Working at the intersection of academia, business, technology, and public policy has afforded Esposito a birds-eye view of shifts in world systems, and grounds his thinking in applied experience. Collaborating frequently with policymakers, business leaders, technologists and data engineers, for example, drives his fundamental belief in the human ability to problem-solve, adapt, and innovate.
While the threat of generative AI accelerating manipulation of individuals by corporations and governments may be real, and requires regulation (as he writes ), there is a sizable gap between discourse and reality. “AI is oversold for what it is not,” he remarks. “It’s statistical learning and computational power that replicates some cognitive functions,” not intelligent thinking. For Esposito, artificial intelligence is a misnomer.

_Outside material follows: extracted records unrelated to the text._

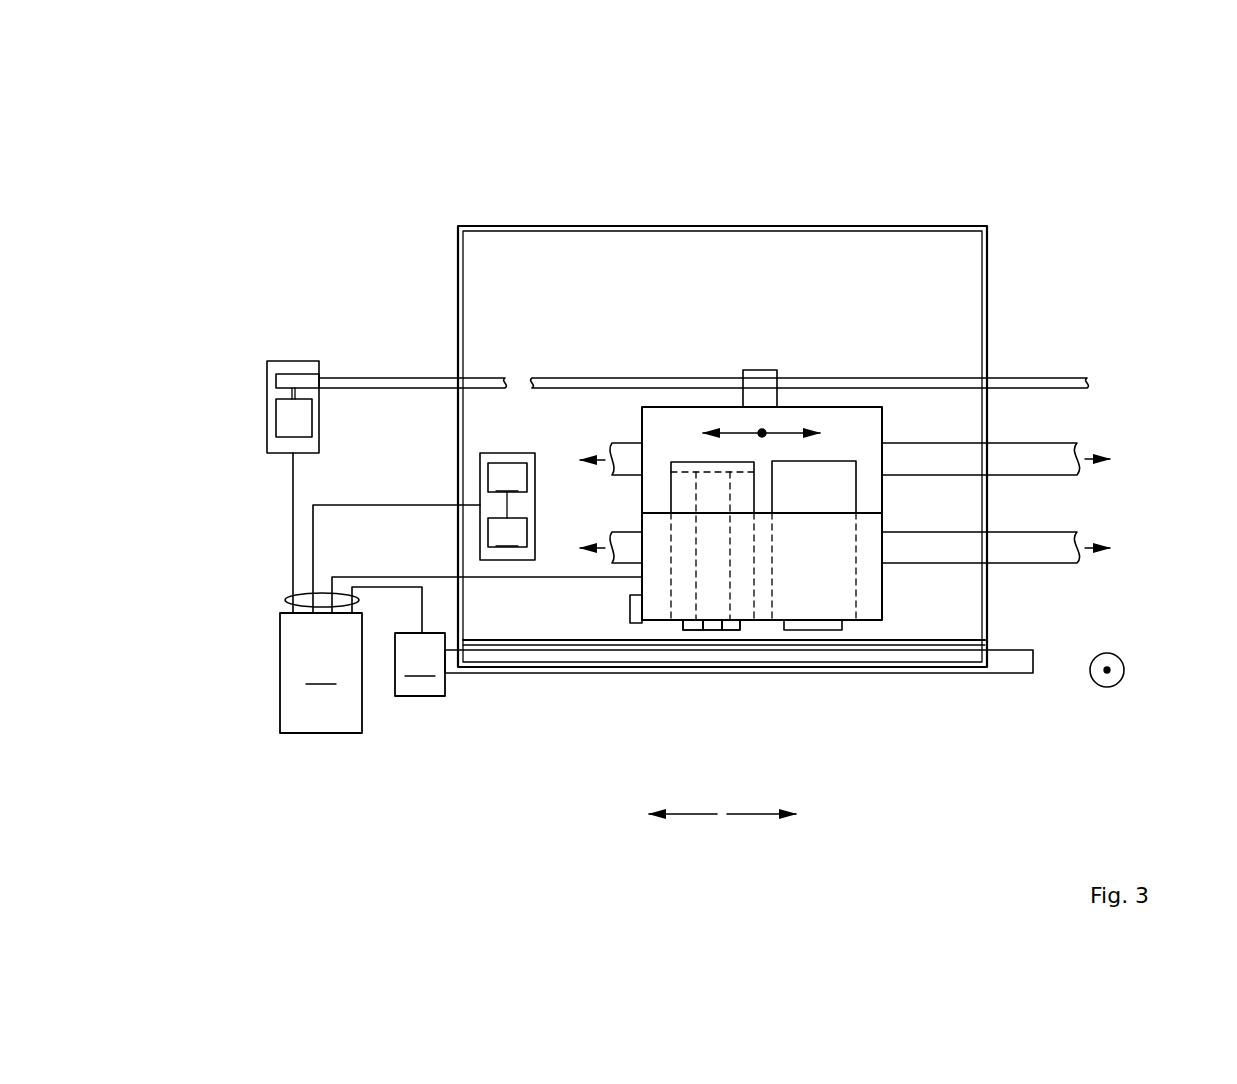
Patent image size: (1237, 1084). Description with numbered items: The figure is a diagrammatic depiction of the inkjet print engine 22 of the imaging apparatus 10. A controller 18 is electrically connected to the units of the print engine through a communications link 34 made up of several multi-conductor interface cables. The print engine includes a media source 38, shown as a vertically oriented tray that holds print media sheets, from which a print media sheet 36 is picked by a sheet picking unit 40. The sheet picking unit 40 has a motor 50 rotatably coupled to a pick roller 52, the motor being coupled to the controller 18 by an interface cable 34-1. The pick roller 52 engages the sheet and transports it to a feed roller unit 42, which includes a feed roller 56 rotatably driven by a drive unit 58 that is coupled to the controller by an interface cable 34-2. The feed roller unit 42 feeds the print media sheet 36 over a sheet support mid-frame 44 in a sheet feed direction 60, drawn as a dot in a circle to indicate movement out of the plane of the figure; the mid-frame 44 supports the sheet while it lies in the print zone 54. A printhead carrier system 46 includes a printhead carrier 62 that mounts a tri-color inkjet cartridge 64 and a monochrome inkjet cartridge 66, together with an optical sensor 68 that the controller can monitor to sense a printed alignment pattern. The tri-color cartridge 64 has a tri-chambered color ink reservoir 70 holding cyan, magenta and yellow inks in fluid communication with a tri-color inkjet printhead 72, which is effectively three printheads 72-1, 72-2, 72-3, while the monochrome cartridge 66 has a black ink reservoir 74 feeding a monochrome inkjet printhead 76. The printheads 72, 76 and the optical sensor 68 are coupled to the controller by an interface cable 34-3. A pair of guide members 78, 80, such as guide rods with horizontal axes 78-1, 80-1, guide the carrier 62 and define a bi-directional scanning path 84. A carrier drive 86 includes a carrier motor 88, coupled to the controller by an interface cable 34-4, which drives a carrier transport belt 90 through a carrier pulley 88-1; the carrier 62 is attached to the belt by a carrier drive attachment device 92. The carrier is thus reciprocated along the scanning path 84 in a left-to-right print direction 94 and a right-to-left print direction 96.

The imaging apparatus 10 is at (355, 232).
The inkjet print engine 22 is at (847, 200).
The media source 38 is at (498, 225).
The carrier transport belt 90 is at (378, 377).
The carrier drive 86 is at (267, 397).
The carrier motor 88 is at (276, 425).
The carrier pulley 88-1 is at (292, 374).
The communications link 34 is at (285, 600).
The interface cable 34-1 is at (375, 505).
The interface cable 34-2 is at (382, 588).
The interface cable 34-3 is at (375, 577).
The interface cable 34-4 is at (292, 540).
The controller 18 is at (321, 673).
The drive unit 58 is at (420, 664).
The sheet picking unit 40 is at (500, 452).
The motor 50 is at (507, 477).
The pick roller 52 is at (507, 532).
The printhead carrier system 46 is at (817, 332).
The carrier drive attachment device 92 is at (755, 370).
The bi-directional scanning path 84 is at (762, 433).
The tri-chambered color ink reservoir 70 is at (681, 462).
The monochrome ink reservoir 74 is at (835, 461).
The printhead carrier 62 is at (883, 496).
The tri-color inkjet cartridge 64 is at (665, 583).
The monochrome inkjet cartridge 66 is at (860, 588).
The optical sensor 68 is at (630, 605).
The tri-color inkjet printhead 72 is at (682, 624).
The inkjet printhead 72-1 is at (687, 631).
The inkjet printhead 72-2 is at (711, 631).
The inkjet printhead 72-3 is at (731, 631).
The monochrome inkjet printhead 76 is at (842, 623).
The guide member 78 is at (1022, 443).
The horizontal axis 78-1 is at (603, 460).
The guide member 80 is at (1023, 532).
The horizontal axis 80-1 is at (603, 548).
The print media sheet 36 is at (974, 640).
The sheet support mid-frame 44 is at (973, 650).
The sheet feed direction 60 is at (1124, 663).
The print zone 54 is at (473, 690).
The feed roller 56 is at (548, 675).
The feed roller unit 42 is at (482, 748).
The left-to-right print direction 94 is at (753, 814).
The right-to-left print direction 96 is at (690, 814).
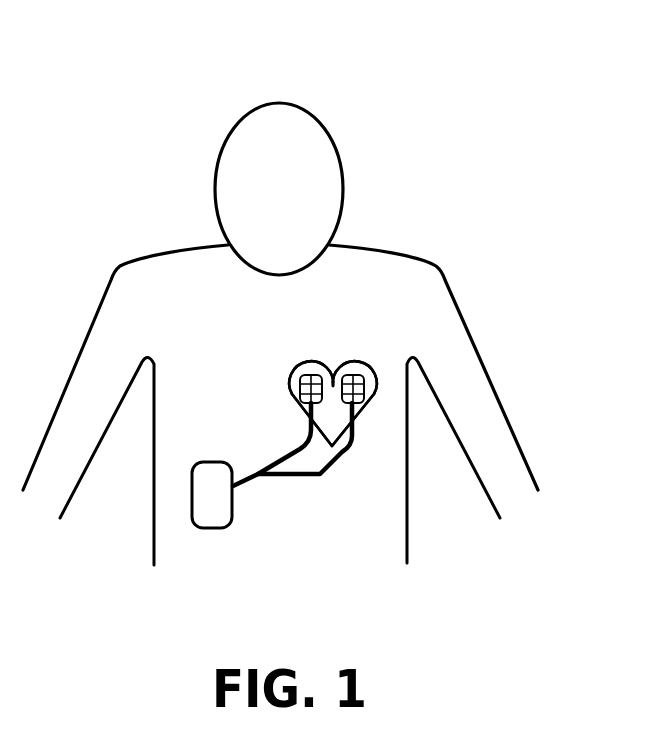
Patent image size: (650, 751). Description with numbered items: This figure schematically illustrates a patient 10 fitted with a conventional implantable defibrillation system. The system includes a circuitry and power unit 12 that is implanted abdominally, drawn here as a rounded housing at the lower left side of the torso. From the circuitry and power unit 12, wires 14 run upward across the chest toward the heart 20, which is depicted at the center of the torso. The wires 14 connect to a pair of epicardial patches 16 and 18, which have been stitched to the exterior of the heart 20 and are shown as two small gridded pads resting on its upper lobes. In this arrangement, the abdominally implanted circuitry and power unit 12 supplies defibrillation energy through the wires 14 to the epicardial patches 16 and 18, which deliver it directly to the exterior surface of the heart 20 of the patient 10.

The patient 10 is at (460, 127).
The circuitry and power unit 12 is at (193, 503).
The wires 14 is at (245, 479).
The epicardial patch 16 is at (307, 375).
The epicardial patch 18 is at (363, 377).
The heart 20 is at (363, 413).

“Human imperfection is intelligent,” he stated at a Google talk. “Our ability to generate bonds, relationships, to create, and even, to obstruct ideas [...] the ability to think of something that doesn’t exist and make it reality, to convert ideas into projects, to suspend a decision for something greater than ourselves, to surrender to something greater than ourselves,” that is extraordinary.
The real danger, Esposito insists, is “the mismanagement of the conversation [...] the ill-conceived equivalency between humans and machines that we are creating.” That false parity represents a missed opportunity to use technology to “rethink who we are, to rethink the social contract, to rethink what is the purpose of a person integrated into global processes of production,” beyond economic utility.
Educating Future Leaders
Since 2011, he has been teaching courses on machine learning in business through Harvard’s Division of Continuing Education, and its Professional and Executive Development programs. In spring 2025, he will be teaching a graduate seminar on AI and international development at the Kennedy School.
“I’m excited to spend time with this community, to see where our discussions take us, and equally, to see what they will do with the education they get from vlog” – what kind of future they will design, he says.